Show that every irrational number in $\mathbb{R}$ is the limit of a sequence of rational numbers. Every rational number in $\mathbb{R}$ is the limit of a sequence of irrational numbers.

How can I prove this?

Let $\alpha$ be irrational. For each positive integer $n$ there is a least integer $k$ such that $\dfrac{k}{n} > \alpha$, and then this number is rational. You need to prove that this sequence tends to $\alpha$.

Now let $\alpha$ be rational, and repeat the above argument with something like $\dfrac{k\sqrt{2}}{n}$ instead of $\dfrac{k}{n}$. [You'll also need to prove that $\dfrac{k\sqrt{2}}{n}$ is irrational whenever $k \ne 0$, and cook up a way of avoiding having $0$ in the sequence.] Edit: Or consider $\alpha+\frac{\sqrt{2}}{n}$ or something like that, as Cameron Buie suggests in the comments.

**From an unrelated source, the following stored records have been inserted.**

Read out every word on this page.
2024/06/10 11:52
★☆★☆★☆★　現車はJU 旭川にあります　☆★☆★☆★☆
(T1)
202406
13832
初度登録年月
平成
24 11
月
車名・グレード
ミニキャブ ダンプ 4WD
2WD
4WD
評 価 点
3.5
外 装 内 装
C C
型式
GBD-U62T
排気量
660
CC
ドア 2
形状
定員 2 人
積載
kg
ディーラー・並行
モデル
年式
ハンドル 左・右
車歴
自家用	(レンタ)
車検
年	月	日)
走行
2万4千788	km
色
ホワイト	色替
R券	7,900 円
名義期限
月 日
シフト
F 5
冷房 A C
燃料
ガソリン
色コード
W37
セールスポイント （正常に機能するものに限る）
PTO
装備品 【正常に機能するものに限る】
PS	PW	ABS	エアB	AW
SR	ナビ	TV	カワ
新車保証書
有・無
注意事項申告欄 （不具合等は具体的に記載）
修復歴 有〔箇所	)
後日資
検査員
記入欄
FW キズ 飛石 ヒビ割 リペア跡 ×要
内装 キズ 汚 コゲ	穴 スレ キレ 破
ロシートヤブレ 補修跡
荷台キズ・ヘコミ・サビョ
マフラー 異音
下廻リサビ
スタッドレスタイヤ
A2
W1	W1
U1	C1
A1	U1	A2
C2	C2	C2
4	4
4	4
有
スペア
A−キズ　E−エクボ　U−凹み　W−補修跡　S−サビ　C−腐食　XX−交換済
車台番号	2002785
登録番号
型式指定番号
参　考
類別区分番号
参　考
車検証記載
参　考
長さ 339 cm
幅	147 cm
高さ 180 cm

The moral of the story is that $\mathbb{Q}$ and $\mathbb{R} \smallsetminus \mathbb{Q}$ are dense in $\mathbb{R}$.

All you need is to prove that $\Bbb Q$ and $\mathbb R\setminus\mathbb Q$ are dense in $\Bbb R$. This means (equivalently) that for every pair of reals $x,y$ there exist $r\in\Bbb Q$ and $\ell \in \Bbb R\setminus \Bbb Q$ such that $$x<r<y$$ and $$x<\ell<y$$

For the first, I give you some hints: Hover over the grey areas for extra, possibly spoiling, hints.

$(1)$ Assume that $y-x>1$. Prove there exists an integer $m$ between $x,y$

Look at $\lfloor x\rfloor +1$.

$(2)$ Now, let $x,y$ be such that $y-x>0$. The archimedean property of $\Bbb R$ means that there exists $n$ such that $n(y-x)=ny-nx>1$. Use $(1)$

There exists an integer $m$ between $ny,nx$, from where $nx<m<ny$ or $$x<\frac m n z y$$ and we have found our rational number.

$(3)$ Here, we might use that, say $\sqrt 2$ is irrational. Then since $\sqrt 2 <2$, $\frac{\sqrt 2}2<1$. Then we start with an irrational $\mu\in(0,1)$. Given two rationals, $r,s$ with $r-s>0$, we have that $$0<\mu(r-s)<r-s$$ so that $$s<s+\mu(r-s)<r$$

It suffices to prove that $s+\mu(r-s)$ is irrational. Can you do this?

All the above proves that $\Bbb Q$ and $\Bbb R\setminus \Bbb Q$ are dense in $\Bbb R$. Can you see why?

Now, if I give you an irrational (or irrationals) $\lambda$, look at the intervals of the form $$\left(\alpha-\frac 1 n,\alpha +\frac 1n \right)$$

and build a sequence of rationals (resp. irrationals) converging to $\alpha$.